Tony stood up and walked over to Bruce, who was more staring at a clipboard than doing anything. He leaned against the table and looked at Bruce’s face, frowning at the look he couldn’t decipher that was painted on his friend’s face. “If I’m a genius, you’re a super genius… why is it I graduated from MIT at seventeen and yet you, apparently, didn’t even go to college until you showed up on army payroll?”

Bruce shook his head. “Don’t, Tony,” he said softly and Tony’s eyes widened.

“You mean to tell me you went through normal school?! At your intellectual level? God, wasn’t it agonizing-“

“There is a reason my records are sealed so tight you can’t even hack into them, Tony,” Bruce snapped, turning an angry expression on Tony. He took a deep breath and backed away. “Sorry, I’m sorry, that was dramatic of me-“

“Bruce… are you okay?” Tony asked, and Bruce looked up, nodding.

“Yes, I’m fine, see? No green,” he said, looking slightly forlorn as he added that note for Tony’s benefit.

Tony rolled his eyes. “Bruce, I trust you better than that-“

“Well, you shouldn’t,” Bruce said firmly. He walked past Tony, shucking his lab coat. “Fuck it, let’s go eat, okay? Just… I need to get out of the lab. Pretty sure I have things that will explode if I get too out of control and someone else decides to pay a visit.”

Tony shook his head. “You’re in control,” he said confidently. “JARVIS monitors you.”

Bruce groaned. “Of course he does, why am I not shocked?” he sighed and Tony had the decency to look apologetic. “Do you want me to come upstairs or not?” Bruce asked, giving Tony a tired look, the lines on his face intensified by his mood. “I won’t blame you if you don’t want to really be around me right now-“

“Bullshit,” Tony said, walking over to Bruce, who raised an eyebrow. “Bruce, don’t make me start poking you with sticks again,” he said with a deathly serious expression.

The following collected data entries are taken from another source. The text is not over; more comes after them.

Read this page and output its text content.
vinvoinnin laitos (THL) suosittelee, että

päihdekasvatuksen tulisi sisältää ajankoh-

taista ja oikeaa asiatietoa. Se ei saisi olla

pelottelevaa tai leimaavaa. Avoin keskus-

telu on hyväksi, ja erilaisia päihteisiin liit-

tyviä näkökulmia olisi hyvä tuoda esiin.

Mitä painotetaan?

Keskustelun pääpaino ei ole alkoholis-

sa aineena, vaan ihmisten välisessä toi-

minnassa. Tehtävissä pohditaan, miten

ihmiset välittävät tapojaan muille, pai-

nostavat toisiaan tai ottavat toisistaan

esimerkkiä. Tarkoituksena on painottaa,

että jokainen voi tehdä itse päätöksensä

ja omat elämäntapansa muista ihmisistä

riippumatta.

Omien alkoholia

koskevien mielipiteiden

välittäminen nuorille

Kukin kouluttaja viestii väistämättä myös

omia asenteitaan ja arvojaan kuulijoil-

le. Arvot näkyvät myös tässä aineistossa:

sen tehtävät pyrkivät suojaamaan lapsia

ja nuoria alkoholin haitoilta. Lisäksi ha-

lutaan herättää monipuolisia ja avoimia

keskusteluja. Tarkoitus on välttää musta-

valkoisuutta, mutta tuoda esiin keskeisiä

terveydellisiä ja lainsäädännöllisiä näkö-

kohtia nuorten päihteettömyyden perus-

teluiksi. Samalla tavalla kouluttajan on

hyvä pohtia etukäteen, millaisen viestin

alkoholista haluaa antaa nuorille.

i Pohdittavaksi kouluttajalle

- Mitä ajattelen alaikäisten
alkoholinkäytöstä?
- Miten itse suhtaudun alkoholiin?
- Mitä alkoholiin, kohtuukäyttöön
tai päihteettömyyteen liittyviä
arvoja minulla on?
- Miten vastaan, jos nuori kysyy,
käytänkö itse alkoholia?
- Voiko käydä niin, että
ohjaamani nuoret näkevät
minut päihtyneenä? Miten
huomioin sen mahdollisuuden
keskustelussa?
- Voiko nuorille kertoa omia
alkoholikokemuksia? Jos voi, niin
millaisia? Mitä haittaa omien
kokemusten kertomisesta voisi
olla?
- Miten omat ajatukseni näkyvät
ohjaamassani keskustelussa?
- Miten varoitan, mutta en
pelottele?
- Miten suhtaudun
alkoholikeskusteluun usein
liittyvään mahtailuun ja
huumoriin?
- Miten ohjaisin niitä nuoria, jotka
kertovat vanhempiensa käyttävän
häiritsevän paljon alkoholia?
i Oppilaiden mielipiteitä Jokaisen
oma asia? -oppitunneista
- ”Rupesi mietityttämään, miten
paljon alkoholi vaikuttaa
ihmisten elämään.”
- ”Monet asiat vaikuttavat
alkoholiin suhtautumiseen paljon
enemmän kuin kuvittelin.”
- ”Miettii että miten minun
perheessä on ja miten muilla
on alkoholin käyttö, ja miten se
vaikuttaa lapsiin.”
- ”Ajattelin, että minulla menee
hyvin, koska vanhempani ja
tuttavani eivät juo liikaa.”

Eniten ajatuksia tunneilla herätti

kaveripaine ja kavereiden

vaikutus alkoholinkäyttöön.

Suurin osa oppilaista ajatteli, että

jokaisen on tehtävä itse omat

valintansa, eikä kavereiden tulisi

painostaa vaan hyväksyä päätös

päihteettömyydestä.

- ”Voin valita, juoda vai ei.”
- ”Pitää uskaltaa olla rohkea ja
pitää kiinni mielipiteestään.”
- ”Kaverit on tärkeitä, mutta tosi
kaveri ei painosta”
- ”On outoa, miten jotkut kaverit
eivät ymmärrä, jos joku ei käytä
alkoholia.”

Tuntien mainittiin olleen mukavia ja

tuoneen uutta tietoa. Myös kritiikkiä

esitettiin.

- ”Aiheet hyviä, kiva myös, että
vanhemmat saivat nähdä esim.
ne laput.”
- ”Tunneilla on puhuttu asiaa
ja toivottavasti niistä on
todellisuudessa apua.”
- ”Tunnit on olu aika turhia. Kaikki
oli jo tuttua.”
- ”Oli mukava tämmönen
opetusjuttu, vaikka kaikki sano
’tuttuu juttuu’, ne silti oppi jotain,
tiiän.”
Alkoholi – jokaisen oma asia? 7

It was enough to startle a laugh out of Bruce, who was not expecting that. “You have a death wish, Stark,” he said, shaking his head, unable to stop smiling. “Alright, but if I lose control and you die, it’s on your head,” he said and Tony cut him a smile.

“Deal!” He clapped and gestured to the door with a flourish. “Now, the toughest question of the night: Chinese or Indian? I’m feeling noodles, but I know how you like curry,” he started, and Bruce couldn’t help the smile on his face as he followed his friend out of the lab, more amused and confused than ever about Tony Stark.